Despite all the changes, what keeps vampires at the top of so many people’s list of favorite fictional creatures? Is it the danger, the horror, the romanticism? Horror and romance fans both love them, although their characteristics in each genre might be different. Or maybe not. When it comes to the vampire, it’s easy to cross genres. There’s romance in horror, and horror in romance.
Perhaps that’s the key. Vampires are unpredictable. They’re appealing to a wide variety of people.
Are vampires going away? I don’t think so. After all, they’re immortal.
Kate Hill is a vegetarian New Englander who loves writing romantic fantasies. When she’s not working on her books, Kate enjoys reading, working out, watching horror movies, and researching vampires and Viking history. She runs the Compelling Beasts Blog that is dedicated to antagonists, antiheroes, and paranormal creatures. Kate also writes as Saloni Quinby.
The Darkness Therein
Ancient Blood 2
by Kate Hill
Paranormal Romance, Vampire Romance
Jocelyn has chased his nemesis for centuries. He swore that nothing or no one would stand between him and revenge on the creature that destroyed his life. That same rival leads Jocelyn to the one person who can reconnect him to the human race.
Art student Charlie has no idea that her family history binds her to a creature of legend–until he appears in the form of a tall, beautiful man with a thirst for revenge. The last thing she wants is to follow his orders, but if she intends to stay alive, she has no choice.
Note: The Darkness Therein was previously published. This re-edited version contains additional scenes.
“Jocelyn.” Charlie shook him gently, frightened by the dullness of his eyes. “What can I do to help you?”
“If you could stay through the funeral,” he whispered. “I do need you.”

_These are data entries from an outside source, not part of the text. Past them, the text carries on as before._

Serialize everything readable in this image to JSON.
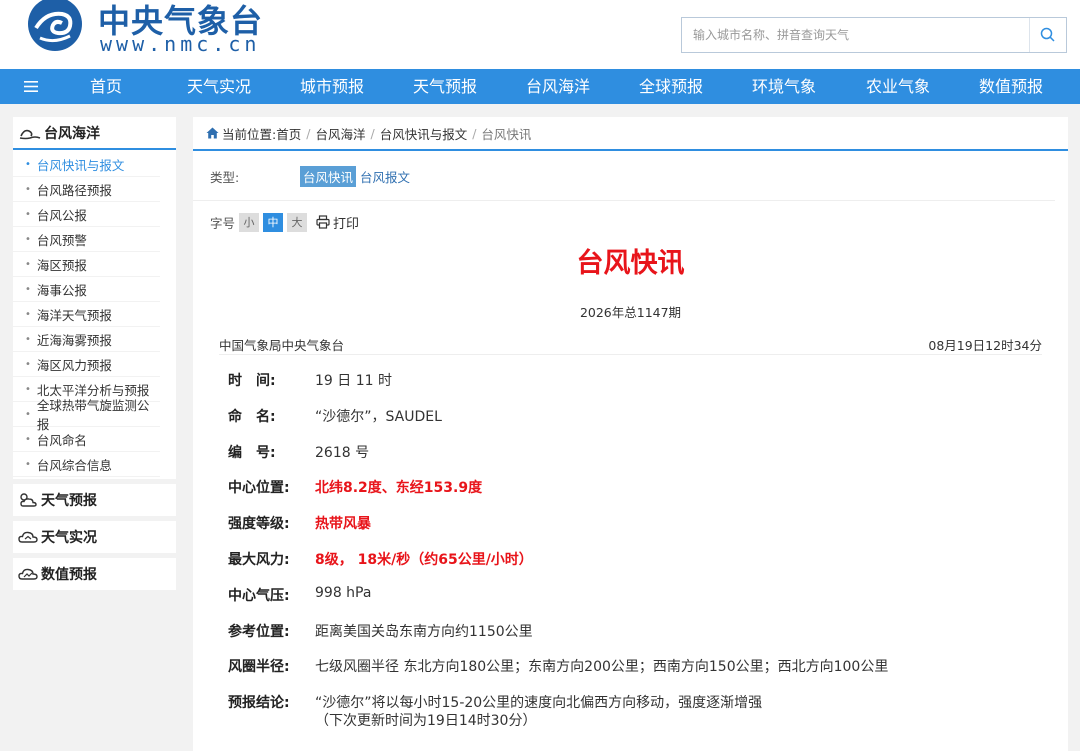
{
  "header": {
    "logo_cn": "中央气象台",
    "logo_url": "www.nmc.cn",
    "search_placeholder": "输入城市名称、拼音查询天气"
  },
  "nav": {
    "items": [
      "首页",
      "天气实况",
      "城市预报",
      "天气预报",
      "台风海洋",
      "全球预报",
      "环境气象",
      "农业气象",
      "数值预报"
    ]
  },
  "sidebar": {
    "section_title": "台风海洋",
    "items": [
      "台风快讯与报文",
      "台风路径预报",
      "台风公报",
      "台风预警",
      "海区预报",
      "海事公报",
      "海洋天气预报",
      "近海海雾预报",
      "海区风力预报",
      "北太平洋分析与预报",
      "全球热带气旋监测公报",
      "台风命名",
      "台风综合信息"
    ],
    "blocks": [
      "天气预报",
      "天气实况",
      "数值预报"
    ]
  },
  "breadcrumb": {
    "prefix": "当前位置:",
    "items": [
      "首页",
      "台风海洋",
      "台风快讯与报文"
    ],
    "current": "台风快讯"
  },
  "type_row": {
    "label": "类型:",
    "active": "台风快讯",
    "other": "台风报文"
  },
  "font_row": {
    "label": "字号",
    "sizes": [
      "小",
      "中",
      "大"
    ],
    "print": "打印"
  },
  "article": {
    "title": "台风快讯",
    "issue": "2026年总1147期",
    "source": "中国气象局中央气象台",
    "time": "08月19日12时34分",
    "rows": [
      {
        "k": "时　间:",
        "v": "19 日 11 时"
      },
      {
        "k": "命　名:",
        "v": "“沙德尔”，SAUDEL"
      },
      {
        "k": "编　号:",
        "v": "2618 号"
      },
      {
        "k": "中心位置:",
        "v": "北纬8.2度、东经153.9度"
      },
      {
        "k": "强度等级:",
        "v": "热带风暴"
      },
      {
        "k": "最大风力:",
        "v": "8级， 18米/秒（约65公里/小时）"
      },
      {
        "k": "中心气压:",
        "v": "998 hPa"
      },
      {
        "k": "参考位置:",
        "v": "距离美国关岛东南方向约1150公里"
      },
      {
        "k": "风圈半径:",
        "v": "七级风圈半径 东北方向180公里；东南方向200公里；西南方向150公里；西北方向100公里"
      },
      {
        "k": "预报结论:",
        "v": "“沙德尔”将以每小时15-20公里的速度向北偏西方向移动，强度逐渐增强",
        "v2": "（下次更新时间为19日14时30分）"
      }
    ]
  },
  "colors": {
    "brand_blue": "#1e5fa7",
    "nav_blue": "#2f8ee0",
    "alert_red": "#e8141a"
  }
}
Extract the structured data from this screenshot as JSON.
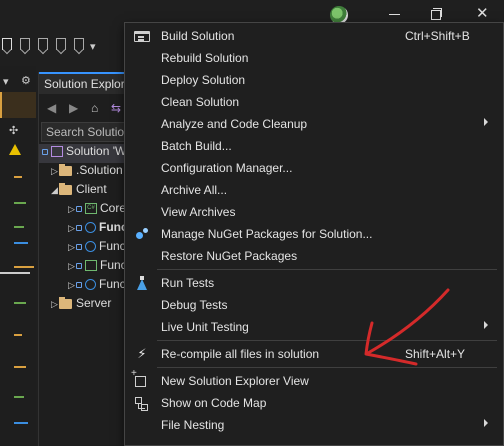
{
  "explorer": {
    "tab_title": "Solution Explorer",
    "search_placeholder": "Search Solution Explorer",
    "tree": [
      {
        "label": "Solution 'Web'"
      },
      {
        "label": ".Solution Items"
      },
      {
        "label": "Client"
      },
      {
        "label": "Core"
      },
      {
        "label": "Functions"
      },
      {
        "label": "Functions"
      },
      {
        "label": "Functions"
      },
      {
        "label": "Functions"
      },
      {
        "label": "Server"
      }
    ]
  },
  "context_menu": {
    "items": [
      {
        "label": "Build Solution",
        "shortcut": "Ctrl+Shift+B",
        "icon": "build-icon"
      },
      {
        "label": "Rebuild Solution"
      },
      {
        "label": "Deploy Solution"
      },
      {
        "label": "Clean Solution"
      },
      {
        "label": "Analyze and Code Cleanup",
        "submenu": true
      },
      {
        "label": "Batch Build..."
      },
      {
        "label": "Configuration Manager..."
      },
      {
        "label": "Archive All..."
      },
      {
        "label": "View Archives"
      },
      {
        "label": "Manage NuGet Packages for Solution...",
        "icon": "nuget-icon"
      },
      {
        "label": "Restore NuGet Packages"
      },
      {
        "label": "Run Tests",
        "icon": "flask-icon"
      },
      {
        "label": "Debug Tests"
      },
      {
        "label": "Live Unit Testing",
        "submenu": true
      },
      {
        "label": "Re-compile all files in solution",
        "shortcut": "Shift+Alt+Y",
        "icon": "lightning-icon"
      },
      {
        "label": "New Solution Explorer View",
        "icon": "new-view-icon"
      },
      {
        "label": "Show on Code Map",
        "icon": "code-map-icon"
      },
      {
        "label": "File Nesting",
        "submenu": true
      }
    ]
  },
  "colors": {
    "menu_background": "#1f1f1f",
    "annotation_arrow": "#d42a2a"
  }
}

She narrowed her eyes at him. “What funeral? What are you talking about?”
“Sybil. I left her. She couldn’t have suffered. The smoke kills you before the flames do.”
Charlie felt ill as she realized he had no idea he was rambling about his past. She shook him. “Wake up, Jocelyn!”
“Charlie.” His eyes, shadowed beneath and suddenly far too bright against his gaunt face, focused on her. “Go back to bed.”
“You need help. Why don’t you get some blood instead of staying here with us?”
“Isn’t it like rape to take something from someone who doesn’t want to give it?”
“We all survive off each other in one way or another.” For the next few minutes she watched him in silence, forcing herself to overcome the fear of what would happen when he took her blood. She had to give it. He’d saved her life twice. How painful could it be, to give up a little blood? And why was she afraid now, when it the motel she’d wanted him to take it?
“When you drink blood, do you take it from the neck, like in the movies?”
He shook his head almost imperceptibly. “Only if I’m sleeping with someone. The wrist or the hand. There’s less attachment that way.”
“Go ahead.” She held her wrist to his lips.
Shaking his head, he took her hand and squeezed it. “No. I’ll get it somewhere else later.”
“Jocelyn, you’re getting weaker by the minute. You were hallucinating a few minutes ago. What good are you to me if you’re sick?” Perhaps if she appealed to his sense of duty, he’d relent. “I want you to take my blood. Really.”
Dropping her hand, he turned away from her. “I said go.”